Now we quickly forget the economic recession of 2020 because the central bank and government stepped in with an incredible amount of monetary and fiscal stimulus, which drove asset prices upwards quickly. But that doesn’t take away from the fact that (a) investors lived through an incredibly painful drawdown in financial markets and (b) that citizens who lost their jobs or had their businesses impaired were still dealing with the effects for many months later.

Market Downturns
Photo – TMF

Ok, so we have a demographic of investors that have lived through two of the worst financial markets in the last 50-100 years. That is the totality of the story, right? Nope.

We forget that young people have been investing in bitcoin and cryptocurrencies in a fairly significant way for a number of years. During that time, there have been three separate bear markets of at least an 80% drawdown in prices since 2011. Yes, you read that right. 80% drawdowns have happened THREE TIMES since 2011.

I’ll give the benefit of the doubt and say that most people were not invested in the market in 2011, or even pre-2017. But by 2017, numerous exchanges had tens of millions of users and there were hundreds of billions of dollars in market cap across the assets in the crypto industry.

Those investors who were participating in the 2017 crypto bull market got smacked in the face with a year long market crash in 2018 that saw bitcoin drop more than 80% and many other assets drop more than 95%. You could easily argue that the crypto market participants in 2018 experienced a market crash that is worse than any single market crash the stock market has ever seen. It may sound like hyperbole, but it is just math.

The crazy thing about that market crash in 2018? Majority of bitcoin holders never sold their assets. They simply held it.

Stanley Druckenmiller actually cited this as the reason that he decided to invest in bitcoin. He recently shared that Paul Tudor Jones called him and said “Do you know that when bitcoin went from $17,000 to $3,000 that 86% of the people that owned it at $17,000, never sold it?” Maybe the young people were on to something with their strong hands.

This brings us to 2021. Just this year, there have been six separate market downturns of over 20% in the first 11 months of the year. There was one drawdown of more than 50% as well.

Even if you had never invested in bitcoin or cryptocurrencies before 2021, you likely experienced more 20% drawdowns this year than all 20% drawdowns in the stock market for the boomer generation’s total lifetime. Pretty crazy stuff.

So what is my point in explaining all this?

The public narrative is that young people have never experienced a market downturns.

The older generations, the cynics, and the persistent bears like to propel a narrative that asset prices are being pushed up by young, naive investors who have never seen a bear market. That simply isn’t true though.

The generation of investors who are under the age of 35 have actually lived through worse financial markets than any other generation of financial investors. How many of them can claim to have lived through at least five market downturns in 12 years?

Additionally, how many folks in the older generations can say they lived through an 80-95% market downturns and didn’t sell their assets, but instead bought more?

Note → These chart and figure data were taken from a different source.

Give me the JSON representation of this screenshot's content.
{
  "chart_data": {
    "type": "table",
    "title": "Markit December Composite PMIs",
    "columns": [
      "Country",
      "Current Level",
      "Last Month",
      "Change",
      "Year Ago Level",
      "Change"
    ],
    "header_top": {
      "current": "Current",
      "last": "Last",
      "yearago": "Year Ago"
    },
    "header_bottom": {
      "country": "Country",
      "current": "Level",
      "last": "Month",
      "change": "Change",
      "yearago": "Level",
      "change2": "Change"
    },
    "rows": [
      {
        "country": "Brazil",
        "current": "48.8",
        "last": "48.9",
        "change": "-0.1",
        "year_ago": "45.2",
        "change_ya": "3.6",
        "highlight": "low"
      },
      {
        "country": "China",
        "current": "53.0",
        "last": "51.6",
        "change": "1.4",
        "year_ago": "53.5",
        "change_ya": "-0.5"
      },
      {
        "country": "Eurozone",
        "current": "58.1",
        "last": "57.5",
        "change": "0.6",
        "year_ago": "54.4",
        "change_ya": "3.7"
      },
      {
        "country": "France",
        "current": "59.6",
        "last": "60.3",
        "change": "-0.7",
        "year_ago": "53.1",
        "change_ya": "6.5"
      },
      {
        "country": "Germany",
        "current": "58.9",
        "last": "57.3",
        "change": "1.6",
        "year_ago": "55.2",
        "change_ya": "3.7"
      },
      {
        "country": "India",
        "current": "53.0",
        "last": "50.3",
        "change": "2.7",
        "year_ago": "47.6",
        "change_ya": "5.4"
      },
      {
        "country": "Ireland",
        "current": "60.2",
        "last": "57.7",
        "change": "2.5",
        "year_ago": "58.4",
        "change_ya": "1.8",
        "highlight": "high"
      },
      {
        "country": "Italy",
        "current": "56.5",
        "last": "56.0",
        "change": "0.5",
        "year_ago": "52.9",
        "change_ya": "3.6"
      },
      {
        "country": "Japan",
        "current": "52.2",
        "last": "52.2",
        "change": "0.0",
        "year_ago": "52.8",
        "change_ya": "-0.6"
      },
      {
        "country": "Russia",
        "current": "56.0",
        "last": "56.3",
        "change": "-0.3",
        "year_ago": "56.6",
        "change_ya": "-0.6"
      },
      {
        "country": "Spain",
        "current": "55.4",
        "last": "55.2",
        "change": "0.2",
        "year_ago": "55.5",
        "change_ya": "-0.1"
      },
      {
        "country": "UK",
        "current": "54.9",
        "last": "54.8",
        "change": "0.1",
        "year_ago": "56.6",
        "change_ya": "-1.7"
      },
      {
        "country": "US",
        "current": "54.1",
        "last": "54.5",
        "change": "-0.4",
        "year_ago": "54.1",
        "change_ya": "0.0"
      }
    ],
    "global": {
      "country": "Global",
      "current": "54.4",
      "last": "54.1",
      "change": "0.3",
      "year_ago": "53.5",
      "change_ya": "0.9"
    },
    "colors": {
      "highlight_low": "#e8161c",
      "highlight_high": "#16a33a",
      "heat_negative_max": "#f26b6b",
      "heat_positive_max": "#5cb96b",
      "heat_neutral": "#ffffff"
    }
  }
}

Young investors are the most resilient investors in history. They truly have diamond hands. The incumbents don’t have the stomach for this type of volatility. You could actually argue, digital natives are just built different. They store majority of their wealth in assets that have 80 vol and fluctuate 5-10% a day.

This is what happens when we live in a world with undisciplined monetary and fiscal policy. The young people refuse to play the game based on old rules. They understand that bear markets in the stock market have been outlawed and market corrections are banned. The central bank and politicians have to step in every time and prop up asset prices. And alternative assets, like bitcoin and cryptocurrencies, are the only honest market left.

Keep this in mind as you continue to watch the insanity in the legacy market. Hope you all have a great start to your day.